KABUPATEN TANGERANG, LENSABANTEN.CO.ID – Badan Penanggulangan Bencana Daerah (BPBD) Kabupaten Tangerang merencanakan pembangunan tanggul darurat sepanjang Daerah Aliran Sungai (DAS) Cisadane di Desa Tanjung Burung, Kecamatan Teluknaga. Langkah ini diambil untuk mengantisipasi bencana banjir yang sering melanda wilayah tersebut.
Kepala BPBD Kabupaten Tangerang, Ujat Sudrajat, menginformasikan bahwa dalam rapat koordinasi dengan perwakilan BBWS C2 Dirjen SDA Kementerian PUPR dan perangkat daerah Kabupaten Tangerang, mereka membahas rencana pembangunan tanggul darurat di Desa Tanjung Burung. Desa ini diketahui sebagai daerah yang rawan bencana banjir setiap tahun.
Tanggul darurat direncanakan sepanjang 1,5 kilometer dan akan menggunakan tumpukan karung berisi pasir sebagai bahan konstruksinya. Pembahasan ini dianggap penting mengingat prediksi puncak musim hujan tahun 2024 dari BMKG yang diperkirakan terjadi pada Januari dan Februari.

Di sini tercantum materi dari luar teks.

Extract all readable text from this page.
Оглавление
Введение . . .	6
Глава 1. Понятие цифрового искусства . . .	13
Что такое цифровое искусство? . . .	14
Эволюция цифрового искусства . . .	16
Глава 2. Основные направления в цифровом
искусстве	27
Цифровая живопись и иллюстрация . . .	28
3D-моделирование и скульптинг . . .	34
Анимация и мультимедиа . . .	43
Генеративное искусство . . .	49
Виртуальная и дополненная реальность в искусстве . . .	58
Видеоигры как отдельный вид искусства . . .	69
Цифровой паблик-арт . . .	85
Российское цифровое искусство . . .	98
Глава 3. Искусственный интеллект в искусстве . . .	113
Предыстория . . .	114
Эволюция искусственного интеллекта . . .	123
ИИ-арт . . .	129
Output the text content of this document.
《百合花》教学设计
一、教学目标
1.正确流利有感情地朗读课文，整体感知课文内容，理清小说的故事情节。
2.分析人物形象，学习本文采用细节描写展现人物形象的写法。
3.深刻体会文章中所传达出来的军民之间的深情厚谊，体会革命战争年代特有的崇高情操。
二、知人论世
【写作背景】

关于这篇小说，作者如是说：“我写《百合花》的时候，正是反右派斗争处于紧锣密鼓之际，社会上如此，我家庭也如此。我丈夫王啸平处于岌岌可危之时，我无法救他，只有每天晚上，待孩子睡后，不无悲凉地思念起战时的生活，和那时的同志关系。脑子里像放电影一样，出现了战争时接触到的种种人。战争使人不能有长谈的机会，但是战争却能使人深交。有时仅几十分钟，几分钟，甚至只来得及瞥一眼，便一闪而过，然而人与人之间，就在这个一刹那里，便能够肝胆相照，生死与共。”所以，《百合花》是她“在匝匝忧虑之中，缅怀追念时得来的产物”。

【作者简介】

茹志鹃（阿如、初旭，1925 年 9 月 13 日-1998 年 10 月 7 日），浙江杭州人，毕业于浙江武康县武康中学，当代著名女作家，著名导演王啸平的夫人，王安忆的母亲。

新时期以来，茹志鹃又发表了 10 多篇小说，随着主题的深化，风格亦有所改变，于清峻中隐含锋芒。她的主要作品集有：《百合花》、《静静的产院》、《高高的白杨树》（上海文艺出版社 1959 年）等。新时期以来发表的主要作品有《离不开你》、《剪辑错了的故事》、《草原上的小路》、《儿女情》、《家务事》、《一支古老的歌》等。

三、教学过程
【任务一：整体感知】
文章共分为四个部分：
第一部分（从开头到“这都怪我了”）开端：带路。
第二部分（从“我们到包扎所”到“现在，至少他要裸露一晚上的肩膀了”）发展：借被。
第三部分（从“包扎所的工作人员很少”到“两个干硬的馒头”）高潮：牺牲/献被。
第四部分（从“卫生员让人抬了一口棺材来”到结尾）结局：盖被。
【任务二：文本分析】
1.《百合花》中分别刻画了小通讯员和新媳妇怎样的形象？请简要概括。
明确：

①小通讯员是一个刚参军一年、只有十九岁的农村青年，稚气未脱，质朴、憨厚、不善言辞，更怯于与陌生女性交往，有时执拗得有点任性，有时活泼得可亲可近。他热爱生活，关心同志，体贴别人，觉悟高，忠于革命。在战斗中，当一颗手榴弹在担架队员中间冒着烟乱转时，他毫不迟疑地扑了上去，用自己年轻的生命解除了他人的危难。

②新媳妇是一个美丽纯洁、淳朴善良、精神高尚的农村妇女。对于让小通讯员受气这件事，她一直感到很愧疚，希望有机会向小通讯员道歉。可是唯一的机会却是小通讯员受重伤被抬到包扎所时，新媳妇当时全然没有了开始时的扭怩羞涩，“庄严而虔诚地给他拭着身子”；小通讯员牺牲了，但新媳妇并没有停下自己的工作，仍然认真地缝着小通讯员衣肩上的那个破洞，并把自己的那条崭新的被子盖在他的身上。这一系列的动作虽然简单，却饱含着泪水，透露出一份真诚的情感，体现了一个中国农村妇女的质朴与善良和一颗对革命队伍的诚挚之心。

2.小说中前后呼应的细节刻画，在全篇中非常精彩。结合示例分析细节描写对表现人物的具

Tanggul tersebut diharapkan dapat memberikan perlindungan dan meminimalkan kekhawatiran masyarakat saat hujan turun.
“Berdasarkan informasi dari BMKG puncak musim hujan tahun 2024 di sebagian besar wilayah Indonesia prakiraan terjadi pada bulan Januari dan Februari 2024. Mudah-mudahan dengan tanggul sementara itu Insya Allah masyarakat tidak lagi was-was saat hujan turun,” terangnya dilansir dari Tangerangkab.go.id, Sabtu 30 Desember 2023.
Ujat Sudrajat juga menyampaikan bahwa BPBD Kabupaten Tangerang telah menyiapkan logistik bencana, termasuk logistik pangan, perlengkapan keluarga, perlengkapan bayi, dan shelter kit. Hal ini sebagai persiapan untuk memberikan dukungan kepada daerah yang mungkin terdampak bencana. Seluruh Aparatur Kabupaten Tangerang berkomitmen memberikan pelayanan terbaik kepada masyarakat dan siap membantu dalam menghadapi bencana.